Border Communities

Microstudies on Everyday Life, Politics and Memory in European Societies From 1945 to the Present (2005-May 2012)

LBI EHP coordinating researcher: Libora Oates-Indruchová (Vienna)

Affiliated researchers: Ulf BrunnbauerAstrid M. Eckert, Roger Engelmann, Gabriela Ghindea, Friederike Kind-KovácsSabina MiheljDaniela Münkel, Alena Pfoser, Sagi Schaefer, Lavinia Stan, Tatiana Zhurzhenko.

The experience of Europeans in the second half of the last century was shaped by the subjection of a large part of the continent to communist rule and by the dividing line this created between East and West. It is in the regions and communities at the borders between, and within, the former “blocs” that this experience was perhaps the most acute. The geopolitical changes that followed in the wake of the revolutions of 1989 would have also been more dramatic in the proximity of these state borders. The enlargement of the EU and its “re-bordering” with regard to its Eastern neighbours brought about further disturbances. This historical process and its diverse representations have been central research interests of the LBI EHP since its foundation in 2005. In order to reconstruct the underlying transnational dynamics and their consequences the research project Border Communities combines the paradigms of everyday life history (Alltagsgeschichte) and collective memory studies.

If the imagery and narratives of the Iron Curtain connote “division”, then those of European integration connote “unity”: unity across borders to the point of dispensing with them altogether.
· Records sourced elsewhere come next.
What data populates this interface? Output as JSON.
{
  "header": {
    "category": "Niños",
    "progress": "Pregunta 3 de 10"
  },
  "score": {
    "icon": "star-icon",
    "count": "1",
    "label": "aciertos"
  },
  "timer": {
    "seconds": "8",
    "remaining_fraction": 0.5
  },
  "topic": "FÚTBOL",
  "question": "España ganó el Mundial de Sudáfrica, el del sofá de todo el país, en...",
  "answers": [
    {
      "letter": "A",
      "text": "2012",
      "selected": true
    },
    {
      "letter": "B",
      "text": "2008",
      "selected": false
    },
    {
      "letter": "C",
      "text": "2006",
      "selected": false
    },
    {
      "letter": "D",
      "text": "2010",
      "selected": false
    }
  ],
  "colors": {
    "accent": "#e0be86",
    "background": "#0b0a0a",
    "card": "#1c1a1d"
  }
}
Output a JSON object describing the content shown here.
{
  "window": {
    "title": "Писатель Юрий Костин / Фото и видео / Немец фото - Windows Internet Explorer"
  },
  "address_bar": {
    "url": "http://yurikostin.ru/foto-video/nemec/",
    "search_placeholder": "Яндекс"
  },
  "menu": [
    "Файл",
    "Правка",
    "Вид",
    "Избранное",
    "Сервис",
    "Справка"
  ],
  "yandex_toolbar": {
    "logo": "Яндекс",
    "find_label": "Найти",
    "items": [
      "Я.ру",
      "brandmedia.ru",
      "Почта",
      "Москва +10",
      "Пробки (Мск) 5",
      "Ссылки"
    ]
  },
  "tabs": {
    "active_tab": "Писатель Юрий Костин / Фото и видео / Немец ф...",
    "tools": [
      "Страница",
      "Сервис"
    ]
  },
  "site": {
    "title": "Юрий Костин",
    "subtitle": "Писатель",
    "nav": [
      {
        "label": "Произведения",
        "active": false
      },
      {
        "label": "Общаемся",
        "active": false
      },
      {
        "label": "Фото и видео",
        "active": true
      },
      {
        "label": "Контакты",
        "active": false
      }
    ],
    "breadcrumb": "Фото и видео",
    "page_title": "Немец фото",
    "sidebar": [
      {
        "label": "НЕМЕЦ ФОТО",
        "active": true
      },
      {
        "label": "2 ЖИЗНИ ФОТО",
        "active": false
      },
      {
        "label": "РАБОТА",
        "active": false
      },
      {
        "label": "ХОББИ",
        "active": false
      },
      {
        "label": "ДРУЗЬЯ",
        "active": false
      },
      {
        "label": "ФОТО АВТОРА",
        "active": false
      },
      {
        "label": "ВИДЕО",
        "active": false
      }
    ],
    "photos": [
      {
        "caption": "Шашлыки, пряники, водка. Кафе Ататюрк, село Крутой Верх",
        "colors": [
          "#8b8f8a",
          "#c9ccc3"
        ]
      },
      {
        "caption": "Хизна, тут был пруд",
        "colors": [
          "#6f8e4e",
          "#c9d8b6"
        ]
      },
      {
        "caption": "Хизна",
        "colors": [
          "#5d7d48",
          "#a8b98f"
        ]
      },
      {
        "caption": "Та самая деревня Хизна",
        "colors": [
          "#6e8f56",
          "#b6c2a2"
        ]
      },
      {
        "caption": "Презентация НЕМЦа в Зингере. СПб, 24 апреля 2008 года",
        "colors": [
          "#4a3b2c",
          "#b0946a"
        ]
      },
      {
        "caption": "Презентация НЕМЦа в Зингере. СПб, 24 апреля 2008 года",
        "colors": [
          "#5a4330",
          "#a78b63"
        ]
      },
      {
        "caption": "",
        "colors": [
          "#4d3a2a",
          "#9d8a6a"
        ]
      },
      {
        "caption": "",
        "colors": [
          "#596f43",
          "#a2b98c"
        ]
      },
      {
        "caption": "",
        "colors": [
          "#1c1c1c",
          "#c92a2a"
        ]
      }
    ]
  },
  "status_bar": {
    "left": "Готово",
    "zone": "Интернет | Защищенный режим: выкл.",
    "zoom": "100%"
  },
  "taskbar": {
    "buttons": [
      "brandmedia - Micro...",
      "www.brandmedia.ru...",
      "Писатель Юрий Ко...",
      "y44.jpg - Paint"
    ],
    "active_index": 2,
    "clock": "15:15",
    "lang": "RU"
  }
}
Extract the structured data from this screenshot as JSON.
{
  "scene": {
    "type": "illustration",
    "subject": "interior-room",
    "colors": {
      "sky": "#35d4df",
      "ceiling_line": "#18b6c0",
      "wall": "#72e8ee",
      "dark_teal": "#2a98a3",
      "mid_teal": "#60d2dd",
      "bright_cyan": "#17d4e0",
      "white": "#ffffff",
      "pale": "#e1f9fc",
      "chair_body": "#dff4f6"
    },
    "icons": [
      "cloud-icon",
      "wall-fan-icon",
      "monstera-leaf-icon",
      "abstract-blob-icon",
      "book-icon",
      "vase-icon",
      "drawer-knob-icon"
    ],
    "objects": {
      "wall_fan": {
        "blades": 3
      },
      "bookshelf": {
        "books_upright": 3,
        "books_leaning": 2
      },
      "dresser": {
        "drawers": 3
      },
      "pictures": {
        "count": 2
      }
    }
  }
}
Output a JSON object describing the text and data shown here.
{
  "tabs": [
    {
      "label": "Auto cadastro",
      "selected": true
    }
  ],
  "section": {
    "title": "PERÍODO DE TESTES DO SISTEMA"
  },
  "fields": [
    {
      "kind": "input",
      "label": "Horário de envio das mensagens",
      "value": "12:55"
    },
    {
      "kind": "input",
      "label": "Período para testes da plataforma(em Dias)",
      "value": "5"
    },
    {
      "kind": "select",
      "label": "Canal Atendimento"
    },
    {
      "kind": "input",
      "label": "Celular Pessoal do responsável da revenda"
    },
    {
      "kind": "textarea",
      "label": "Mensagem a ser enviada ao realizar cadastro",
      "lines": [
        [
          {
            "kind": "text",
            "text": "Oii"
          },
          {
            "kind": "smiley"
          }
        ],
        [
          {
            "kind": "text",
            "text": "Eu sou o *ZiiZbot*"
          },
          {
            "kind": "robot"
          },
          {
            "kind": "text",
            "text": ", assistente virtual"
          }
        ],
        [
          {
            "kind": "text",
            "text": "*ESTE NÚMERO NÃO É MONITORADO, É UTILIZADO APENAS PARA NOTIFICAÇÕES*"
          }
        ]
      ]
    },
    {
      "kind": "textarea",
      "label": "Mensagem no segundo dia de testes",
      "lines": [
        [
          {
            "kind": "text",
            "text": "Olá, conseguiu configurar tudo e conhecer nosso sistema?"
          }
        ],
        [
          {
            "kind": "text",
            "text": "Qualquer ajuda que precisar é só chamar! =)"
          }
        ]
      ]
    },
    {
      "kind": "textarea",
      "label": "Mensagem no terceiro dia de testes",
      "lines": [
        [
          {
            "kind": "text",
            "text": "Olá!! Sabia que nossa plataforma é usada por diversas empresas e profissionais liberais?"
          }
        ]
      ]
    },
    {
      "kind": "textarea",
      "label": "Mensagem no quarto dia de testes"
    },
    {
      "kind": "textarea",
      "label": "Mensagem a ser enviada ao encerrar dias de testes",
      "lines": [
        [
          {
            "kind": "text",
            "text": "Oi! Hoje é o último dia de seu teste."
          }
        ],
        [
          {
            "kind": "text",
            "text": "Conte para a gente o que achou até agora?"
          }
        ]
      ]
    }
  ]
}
In this project, we investigate the extent to which the tropes of Cold War divisions and EU unity or “borderlessness” hold when explored from below and up close. We examine the practices and memories of everyday life in border communities at the former Iron Curtain border, and also between the (former) Eastern Bloc countries. The investigation includes the following questions:

  • Are border communities places where historical tensions and long-term cohabitation with the “Other” manifest themselves more sharply than elsewhere?
  • Have representations and perceptions of ethnic, national, political and religious belongings been more sharply defined at the border or inland in the countries under investigation?
  • Have anti-communist/anti-capitalist discourses had lasting effects on the construction of historical perceptions, self-perceptions and perceptions of the "Other" in the 1948-1989 period?
  • How has the political upheaval in the aftermath of 1989 and the transition to democracy and capitalism played out at the level of such local communities?
  • Have the post-1989 developments and the policies implemented in association with the European Union enlargement helped erase the divisions? Have they created new ones?

The project is anchored in local case studies, with each one covering a pair of neighbouring border communities or towns separated or divided by a state border– between and within the ideological blocs of East and West (see “Research locations”). The studies draw on oral history interviews, as well as on archival and local media research. The findings will contribute to the interdisciplinary field of border studies, as well as to our understanding of both European contemporary history and the relationship between everyday life, political discourses and collective memories.

The research toward this project is now completed. Several publications (special issues of journals and an edited volume) are being prepared.